The enterprise picture is different, and worth watching even for those of us who don’t primarily work there. Large organizations are rolling out AI initiatives, often because a CEO heard about it at a conference or a board member asked about it. What’s striking is that the definition of “AI” in many of these conversations is remarkably uneven. Many haven’t fully leveraged what they already have — Copilot is embedded in tools that hundreds of millions of employees use daily, and yet active adoption remains shallow. When employees have access to both Copilot and ChatGPT, only 18% choose Copilot voluntarily — when Copilot is the only available tool, that figure rises to 68%. Stackmatix That gap says something about the difference between distribution and genuine utility.
Meanwhile, the conversations happening inside those organizations about AI often land somewhere unexpected. When I ask people in enterprise settings what they’re actually getting value from in their AI tools, the two things I hear most often are: help writing emails, and help navigating internal politics. In highly matrixed organizations, heavy on bureaucracy, permission structures, acronyms, and stakeholder management, knowing how to word something to subtly achieve a purpose, or understanding the landscape before a difficult conversation, can be genuinely valuable. No judgment there. (Well, a little.) But it’s a narrow slice of what modern AI tools are capable of, and if most people in a large organization are converging on the same use case, the marginal value of that use case compresses over time.
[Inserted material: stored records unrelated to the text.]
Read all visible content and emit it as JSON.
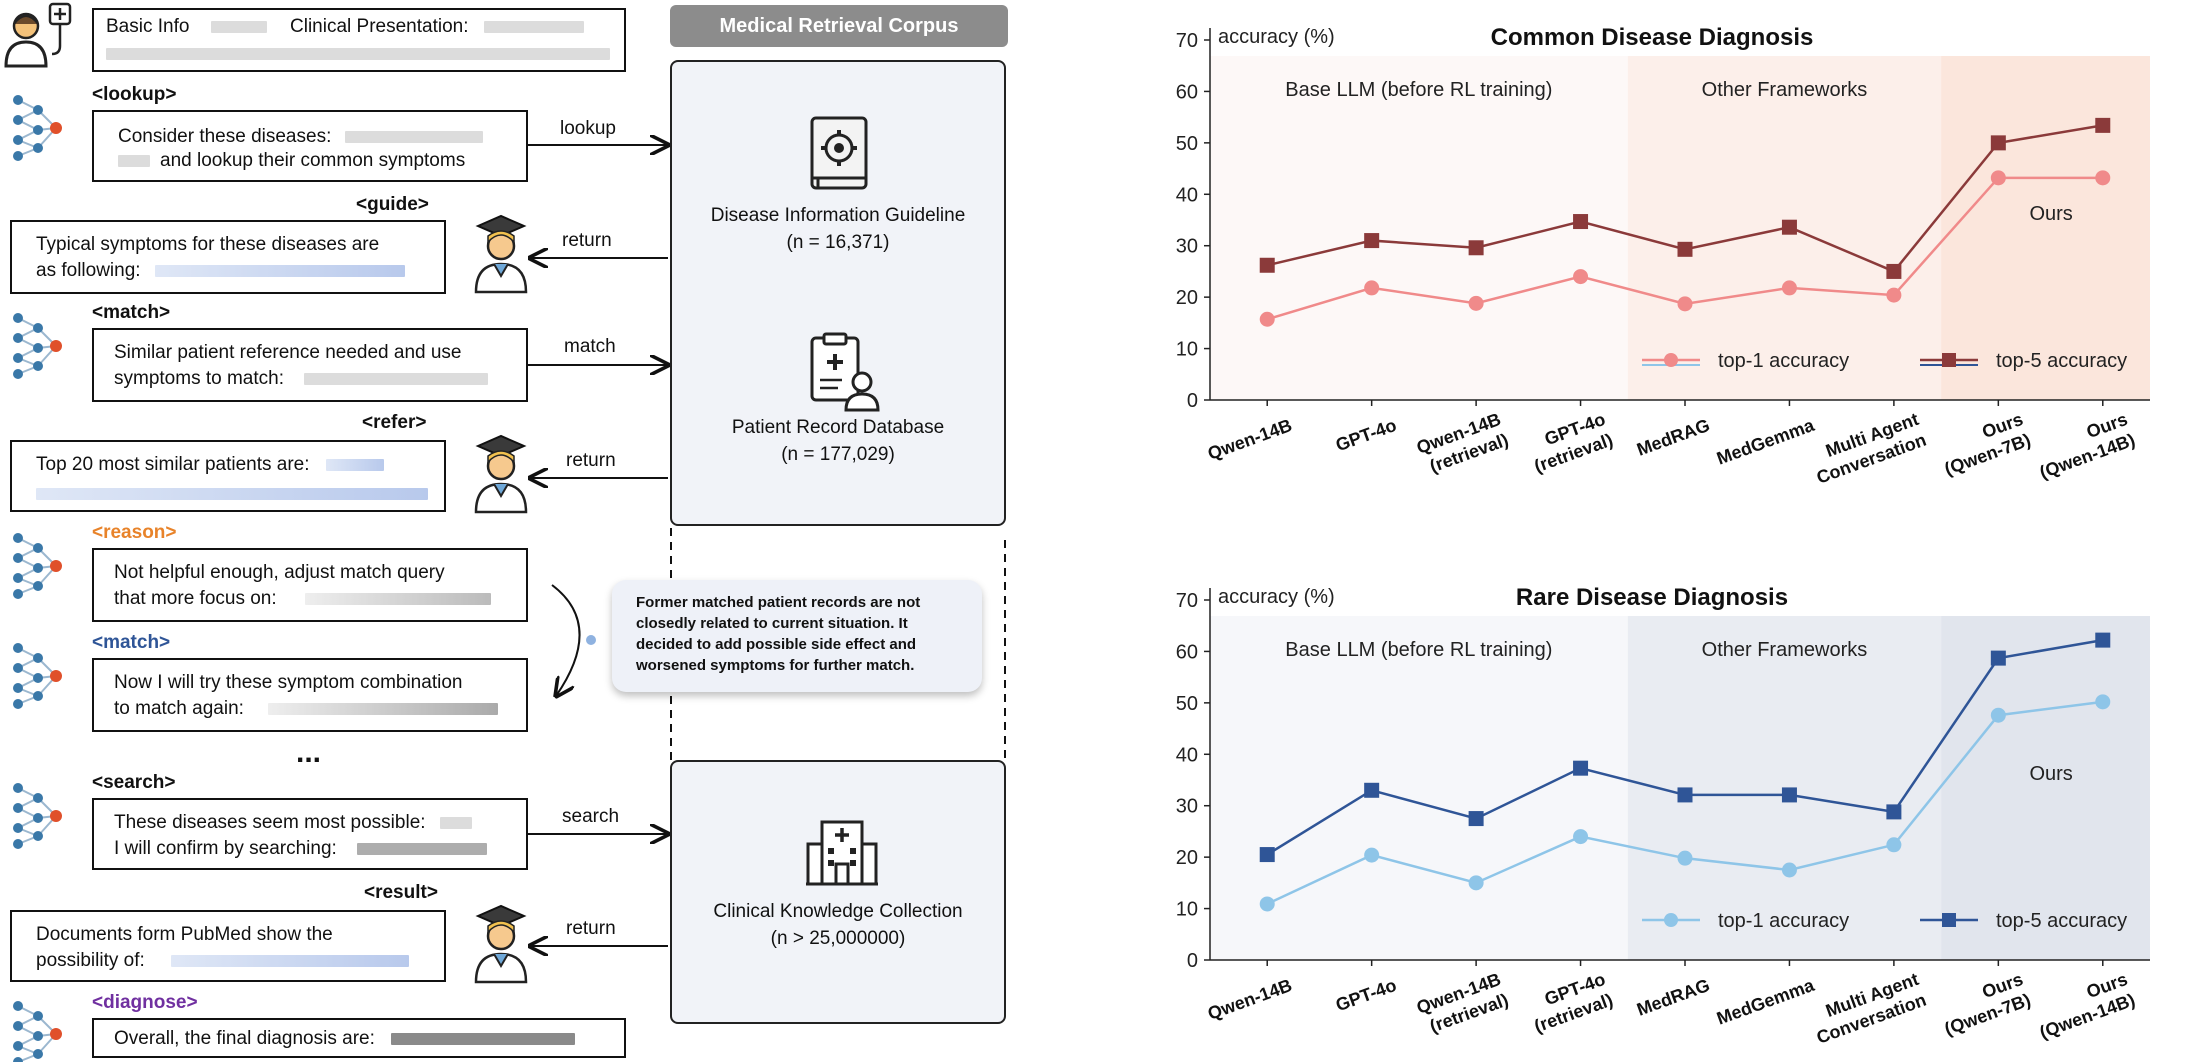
{
  "left": {
    "basic_info": "Basic Info",
    "clinical_presentation": "Clinical Presentation:",
    "corpus_title": "Medical Retrieval Corpus",
    "steps": {
      "lookup_tag": "<lookup>",
      "lookup_line1": "Consider these diseases:",
      "lookup_line2": "and lookup their common symptoms",
      "lookup_arrow": "lookup",
      "guide_tag": "<guide>",
      "guide_line1": "Typical symptoms for these diseases are",
      "guide_line2": "as following:",
      "guide_arrow": "return",
      "match_tag": "<match>",
      "match_line1": "Similar patient reference needed and use",
      "match_line2": "symptoms to match:",
      "match_arrow": "match",
      "refer_tag": "<refer>",
      "refer_line1": "Top 20 most similar patients are:",
      "refer_arrow": "return",
      "reason_tag": "<reason>",
      "reason_line1": "Not helpful enough, adjust match query",
      "reason_line2": "that more focus on:",
      "match2_tag": "<match>",
      "match2_line1": "Now I will try these symptom combination",
      "match2_line2": "to match again:",
      "ellipsis": "...",
      "search_tag": "<search>",
      "search_line1": "These diseases seem most possible:",
      "search_line2": "I will confirm by searching:",
      "search_arrow": "search",
      "result_tag": "<result>",
      "result_line1": "Documents form PubMed show the",
      "result_line2": "possibility of:",
      "result_arrow": "return",
      "diagnose_tag": "<diagnose>",
      "diagnose_line1": "Overall, the final diagnosis are:"
    },
    "corpus": {
      "guideline_name": "Disease Information Guideline",
      "guideline_n": "(n = 16,371)",
      "records_name": "Patient Record Database",
      "records_n": "(n = 177,029)",
      "knowledge_name": "Clinical Knowledge Collection",
      "knowledge_n": "(n > 25,000000)"
    },
    "bubble": "Former matched patient records are not closedly related to current situation. It decided to add possible side effect and worsened symptoms for further match.",
    "colors": {
      "reason_tag": "#e8832a",
      "match2_tag": "#2f5597",
      "diagnose_tag": "#7030a0",
      "node_blue": "#3a78a8",
      "node_red": "#e0502b"
    }
  },
  "chart_data": [
    {
      "type": "line",
      "title": "Common Disease Diagnosis",
      "ylabel": "accuracy (%)",
      "ylim": [
        0,
        70
      ],
      "yticks": [
        0,
        10,
        20,
        30,
        40,
        50,
        60,
        70
      ],
      "categories": [
        "Qwen-14B",
        "GPT-4o",
        "Qwen-14B (retrieval)",
        "GPT-4o (retrieval)",
        "MedRAG",
        "MedGemma",
        "Multi Agent Conversation",
        "Ours (Qwen-7B)",
        "Ours (Qwen-14B)"
      ],
      "category_lines": [
        [
          "Qwen-14B"
        ],
        [
          "GPT-4o"
        ],
        [
          "Qwen-14B",
          "(retrieval)"
        ],
        [
          "GPT-4o",
          "(retrieval)"
        ],
        [
          "MedRAG"
        ],
        [
          "MedGemma"
        ],
        [
          "Multi Agent",
          "Conversation"
        ],
        [
          "Ours",
          "(Qwen-7B)"
        ],
        [
          "Ours",
          "(Qwen-14B)"
        ]
      ],
      "regions": [
        {
          "label": "Base LLM (before RL training)",
          "from": 0,
          "to": 4,
          "color": "#fdf8f7"
        },
        {
          "label": "Other Frameworks",
          "from": 4,
          "to": 7,
          "color": "#fcefea"
        },
        {
          "label": "Ours",
          "from": 7,
          "to": 9,
          "color": "#fbe6dc"
        }
      ],
      "series": [
        {
          "name": "top-1 accuracy",
          "values": [
            15.7,
            21.8,
            18.8,
            24.0,
            18.7,
            21.8,
            20.4,
            43.2,
            43.2
          ],
          "color": "#f08a8a",
          "marker": "circle",
          "legend_line_color": "#8ec5e8"
        },
        {
          "name": "top-5 accuracy",
          "values": [
            26.2,
            31.0,
            29.6,
            34.7,
            29.3,
            33.6,
            25.0,
            50.0,
            53.4
          ],
          "color": "#8b3a3a",
          "marker": "square",
          "legend_line_color": "#2f5597"
        }
      ]
    },
    {
      "type": "line",
      "title": "Rare Disease Diagnosis",
      "ylabel": "accuracy (%)",
      "ylim": [
        0,
        70
      ],
      "yticks": [
        0,
        10,
        20,
        30,
        40,
        50,
        60,
        70
      ],
      "categories": [
        "Qwen-14B",
        "GPT-4o",
        "Qwen-14B (retrieval)",
        "GPT-4o (retrieval)",
        "MedRAG",
        "MedGemma",
        "Multi Agent Conversation",
        "Ours (Qwen-7B)",
        "Ours (Qwen-14B)"
      ],
      "category_lines": [
        [
          "Qwen-14B"
        ],
        [
          "GPT-4o"
        ],
        [
          "Qwen-14B",
          "(retrieval)"
        ],
        [
          "GPT-4o",
          "(retrieval)"
        ],
        [
          "MedRAG"
        ],
        [
          "MedGemma"
        ],
        [
          "Multi Agent",
          "Conversation"
        ],
        [
          "Ours",
          "(Qwen-7B)"
        ],
        [
          "Ours",
          "(Qwen-14B)"
        ]
      ],
      "regions": [
        {
          "label": "Base LLM (before RL training)",
          "from": 0,
          "to": 4,
          "color": "#f6f7fa"
        },
        {
          "label": "Other Frameworks",
          "from": 4,
          "to": 7,
          "color": "#e9ecf2"
        },
        {
          "label": "Ours",
          "from": 7,
          "to": 9,
          "color": "#e1e5ed"
        }
      ],
      "series": [
        {
          "name": "top-1 accuracy",
          "values": [
            10.9,
            20.4,
            15.0,
            24.0,
            19.8,
            17.5,
            22.4,
            47.6,
            50.2
          ],
          "color": "#8ec5e8",
          "marker": "circle"
        },
        {
          "name": "top-5 accuracy",
          "values": [
            20.5,
            33.0,
            27.5,
            37.3,
            32.1,
            32.1,
            28.8,
            58.7,
            62.2
          ],
          "color": "#2f5597",
          "marker": "square"
        }
      ]
    }
  ]
}
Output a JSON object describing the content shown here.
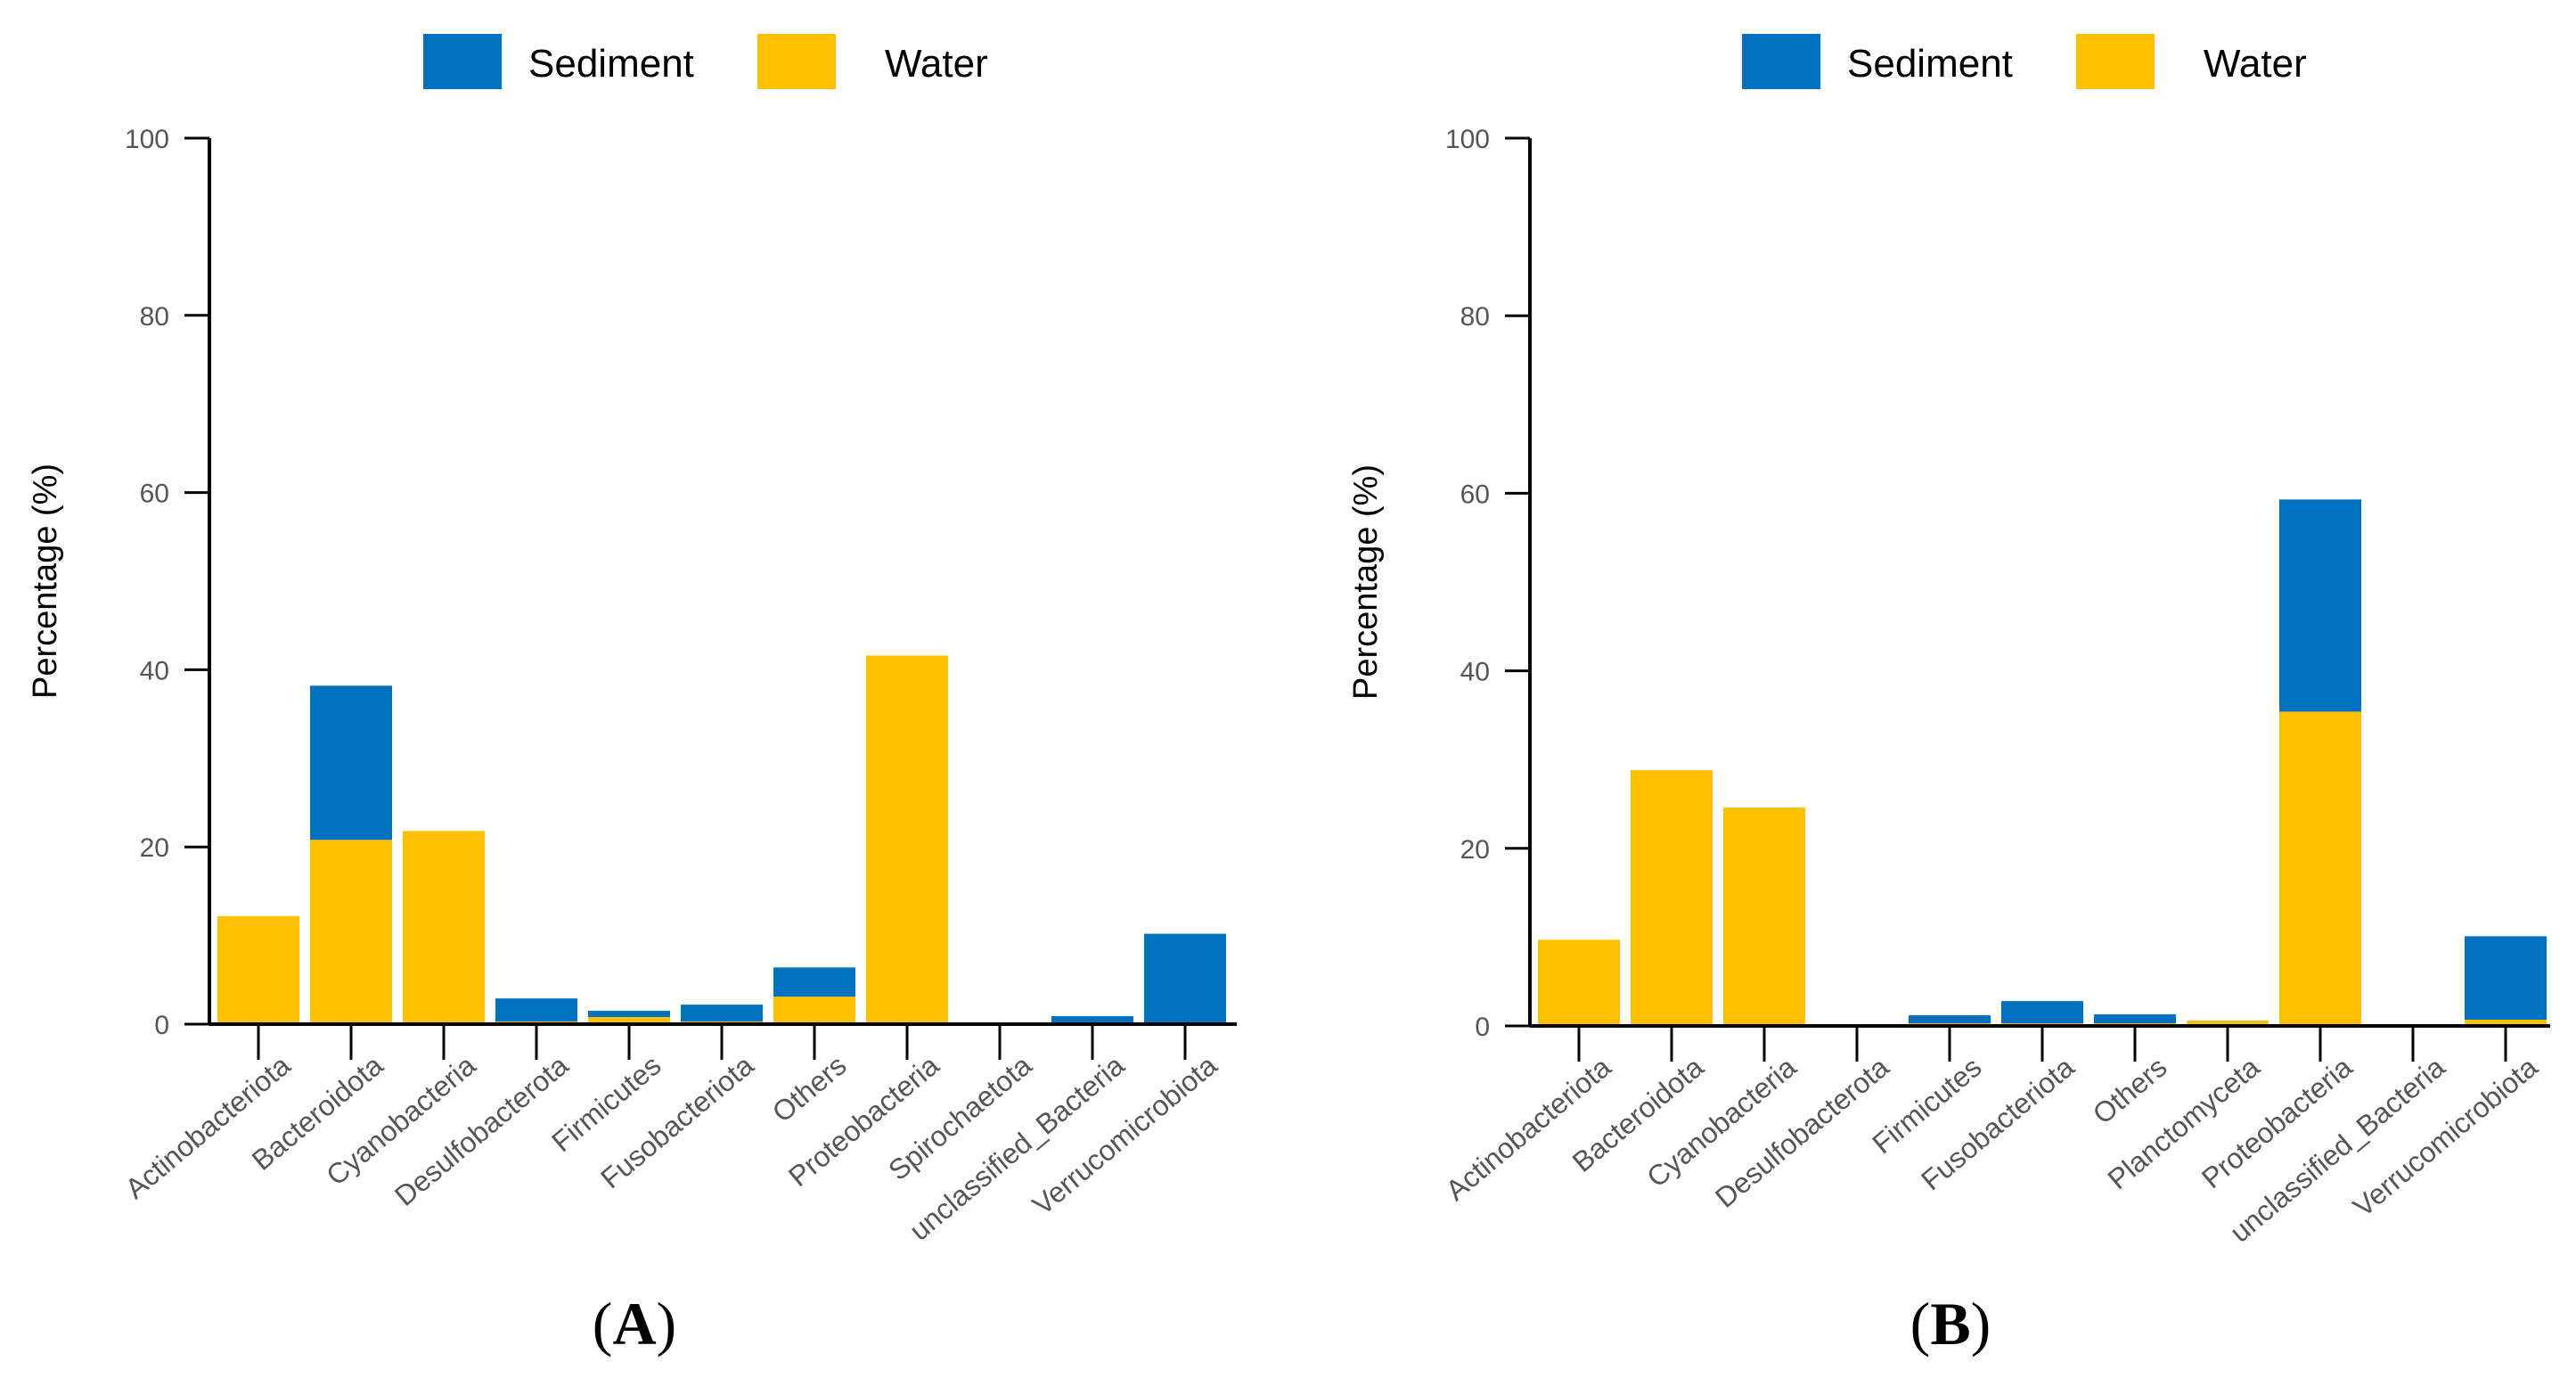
{
  "colors": {
    "sediment": "#0070C0",
    "water": "#FFC000"
  },
  "chart_data": [
    {
      "type": "bar",
      "stacked": true,
      "panel_label": "A",
      "categories": [
        "Actinobacteriota",
        "Bacteroidota",
        "Cyanobacteria",
        "Desulfobacterota",
        "Firmicutes",
        "Fusobacteriota",
        "Others",
        "Proteobacteria",
        "Spirochaetota",
        "unclassified_Bacteria",
        "Verrucomicrobiota"
      ],
      "series": [
        {
          "name": "Water",
          "values": [
            12.2,
            20.8,
            21.8,
            0.3,
            0.8,
            0.3,
            3.1,
            41.6,
            0,
            0.2,
            0.2
          ]
        },
        {
          "name": "Sediment",
          "values": [
            0,
            17.4,
            0,
            2.6,
            0.7,
            1.9,
            3.3,
            0,
            0,
            0.7,
            10.0
          ]
        }
      ],
      "ylabel": "Percentage (%)",
      "ylim": [
        0,
        100
      ],
      "yticks": [
        "0",
        "20",
        "40",
        "60",
        "80",
        "100"
      ],
      "legend": {
        "placement": "top",
        "entries": [
          "Sediment",
          "Water"
        ]
      },
      "grid": false
    },
    {
      "type": "bar",
      "stacked": true,
      "panel_label": "B",
      "categories": [
        "Actinobacteriota",
        "Bacteroidota",
        "Cyanobacteria",
        "Desulfobacterota",
        "Firmicutes",
        "Fusobacteriota",
        "Others",
        "Planctomyceta",
        "Proteobacteria",
        "unclassified_Bacteria",
        "Verrucomicrobiota"
      ],
      "series": [
        {
          "name": "Water",
          "values": [
            9.7,
            28.8,
            24.6,
            0,
            0.3,
            0.3,
            0.3,
            0.6,
            35.4,
            0,
            0.7
          ]
        },
        {
          "name": "Sediment",
          "values": [
            0,
            0,
            0,
            0,
            0.9,
            2.5,
            1.0,
            0,
            23.9,
            0,
            9.4
          ]
        }
      ],
      "ylabel": "Percentage (%)",
      "ylim": [
        0,
        100
      ],
      "yticks": [
        "0",
        "20",
        "40",
        "60",
        "80",
        "100"
      ],
      "legend": {
        "placement": "top",
        "entries": [
          "Sediment",
          "Water"
        ]
      },
      "grid": false
    }
  ]
}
What all of these patterns share is a common structural problem: AI deployed without a coherent owner, in service of goals that were never made clear before the tools were turned on. The IT team rolling out agents, the sales team running outbound at scale, the enterprise initiative that can explain the vendor but not the objective: these aren’t technology failures. They’re organizational failures that technology is making more visible.
The piece I wrote in early 2025 reflected an honest read on a fast-moving and genuinely uncertain landscape. What I’d add now, a year and change later, is that the pace of the tools has continued to outrun most organizations’ ability to integrate them with any coherence. The limiting factor was never access to AI. It was always clarity about what you were trying to accomplish before you turned it on, and that’s not a new problem. Too many organizations have asked too much of marketing for too long, with insufficient resources and loosely defined goals. AI doesn’t resolve that condition. In some cases, it just makes the ambiguity faster.